Questo è il motivo per cui un tempo veniva fatta una diversificazione artigianale. Oggi la si può fare in modo “scientifico” grazie ai computer che vi danno in tempo reale il valore di un indice. Il tutto è contro-intuitivo perché sarebbe come andare a mangiare e dormire in tutti i ristoranti o alberghi di Venezia così da avere un pasto/alloggio di gradimento medio invece di cercare i posti migliori.
Proprio per questa evidente “assurdità” dell’analogia, è assai consigliabile avere un consulente dato che sui tempi lunghi gli investimenti sono governati da logiche spesso contrarie a quelle della vita. La strategia sottrattiva è una di queste, forse la più importante e meno spontanea.
Bogle aveva visto lontano. Come osservò Warren Buffett, chiamato l’oracolo di Omaha: “Se gli investitori avessero sempre ascoltato le idee di Bogle, oggi sarebbero molto più ricchi”. In effetti gli indici inventati da Bogle ci misero decenni ad affermarsi proprio perché i più speravano nel meglio e non si accontentavano del soddisfacente.
Oggi però, almeno negli USA, gli indici costituiscono la strategia più adottata, e non è solo quella suggerita da consulenti esperti dato che comincia a penetrare anche nel mondo del “fai da te”, magari da parte di persone impreparate (ed ecco il patatrac da cui siamo partiti in questa storia).
Buffett predicava sempre: “Fare poche scelte e tenerle nel tempo”. Il caso limite di questa strategia consiste nel fare solo la scelta consistente nell’ammettere che è meglio non fare alcuna scelta e aspettare. Certo è assai difficile per il nostro orgoglio e le nostre speranze ammettere a priori di non saper fare meglio della media di tutte le scelte altrui, rappresentate dall’indice delle borse mondiali, e quindi ripiegare sulla sottrazione delle scelte e non sulla loro addizione.
Ora Bogle, che ebbe l’idea e la diffuse con il suo Vanguard Group, è morto (nel 2019, a 89 anni). Ma le sue idee sono più vive che mai. Ed è proprio per la natura di queste idee che vanno non solo contro il senso comune ma anche contro il diffuso buon senso, che ci vogliono e ci vorranno sempre i consulenti: il mondo degli investimenti non solo è fatto di idee nuove, come quelle di Bogle, ma anche di idee del tutto contro-intuitive.
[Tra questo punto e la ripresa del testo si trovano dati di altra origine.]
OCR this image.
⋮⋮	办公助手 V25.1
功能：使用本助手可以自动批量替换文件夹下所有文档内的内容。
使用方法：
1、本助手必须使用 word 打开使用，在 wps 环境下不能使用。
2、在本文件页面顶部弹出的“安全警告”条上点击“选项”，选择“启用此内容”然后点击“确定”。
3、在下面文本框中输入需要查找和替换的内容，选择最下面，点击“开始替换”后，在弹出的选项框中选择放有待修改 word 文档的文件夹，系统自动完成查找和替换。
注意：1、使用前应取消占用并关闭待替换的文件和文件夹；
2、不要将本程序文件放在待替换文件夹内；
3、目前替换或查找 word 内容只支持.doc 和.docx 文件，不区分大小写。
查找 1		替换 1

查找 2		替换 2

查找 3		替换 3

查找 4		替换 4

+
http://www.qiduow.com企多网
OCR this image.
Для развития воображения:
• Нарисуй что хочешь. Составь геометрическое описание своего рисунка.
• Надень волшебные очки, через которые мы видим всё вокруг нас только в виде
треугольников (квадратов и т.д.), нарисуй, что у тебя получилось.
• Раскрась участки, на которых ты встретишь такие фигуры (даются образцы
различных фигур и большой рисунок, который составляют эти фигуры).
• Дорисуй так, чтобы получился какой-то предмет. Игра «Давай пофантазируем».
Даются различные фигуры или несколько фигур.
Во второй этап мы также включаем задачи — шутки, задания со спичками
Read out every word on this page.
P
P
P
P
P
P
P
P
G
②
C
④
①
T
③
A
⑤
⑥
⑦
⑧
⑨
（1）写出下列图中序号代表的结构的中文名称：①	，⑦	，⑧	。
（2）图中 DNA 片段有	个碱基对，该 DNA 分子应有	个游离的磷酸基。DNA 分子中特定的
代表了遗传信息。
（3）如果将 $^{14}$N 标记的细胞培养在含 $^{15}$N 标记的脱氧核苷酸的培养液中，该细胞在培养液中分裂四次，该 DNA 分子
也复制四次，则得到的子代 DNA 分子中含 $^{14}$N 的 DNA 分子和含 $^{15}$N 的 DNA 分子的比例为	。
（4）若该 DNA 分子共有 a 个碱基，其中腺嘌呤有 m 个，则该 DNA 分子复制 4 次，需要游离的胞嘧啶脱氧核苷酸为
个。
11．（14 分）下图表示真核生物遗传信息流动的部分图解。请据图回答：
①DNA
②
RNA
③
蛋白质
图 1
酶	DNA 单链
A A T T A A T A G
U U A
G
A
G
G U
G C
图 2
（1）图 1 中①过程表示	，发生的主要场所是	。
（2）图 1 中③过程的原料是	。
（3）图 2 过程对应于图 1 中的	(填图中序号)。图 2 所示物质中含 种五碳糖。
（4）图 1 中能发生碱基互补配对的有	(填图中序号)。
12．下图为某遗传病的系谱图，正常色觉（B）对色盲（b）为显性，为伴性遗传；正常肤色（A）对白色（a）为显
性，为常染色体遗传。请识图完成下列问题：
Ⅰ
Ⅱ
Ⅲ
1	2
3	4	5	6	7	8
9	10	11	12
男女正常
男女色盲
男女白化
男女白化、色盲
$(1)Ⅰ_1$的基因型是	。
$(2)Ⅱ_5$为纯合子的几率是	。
Anche il modello della gravitazione universale ideato da Newton, è una forma di sottrazione del complesso per giungere al semplice. Però è ancor oggi un’idea contro-intuitiva non facile da capire e accettare. C’è però una differenza, una profonda e drammatica differenza: le persone sanno di non sapere la fisica, ma credono di sapere come investire i loro risparmi. La più grande e dannosa illusione, almeno nel campo del benessere economico.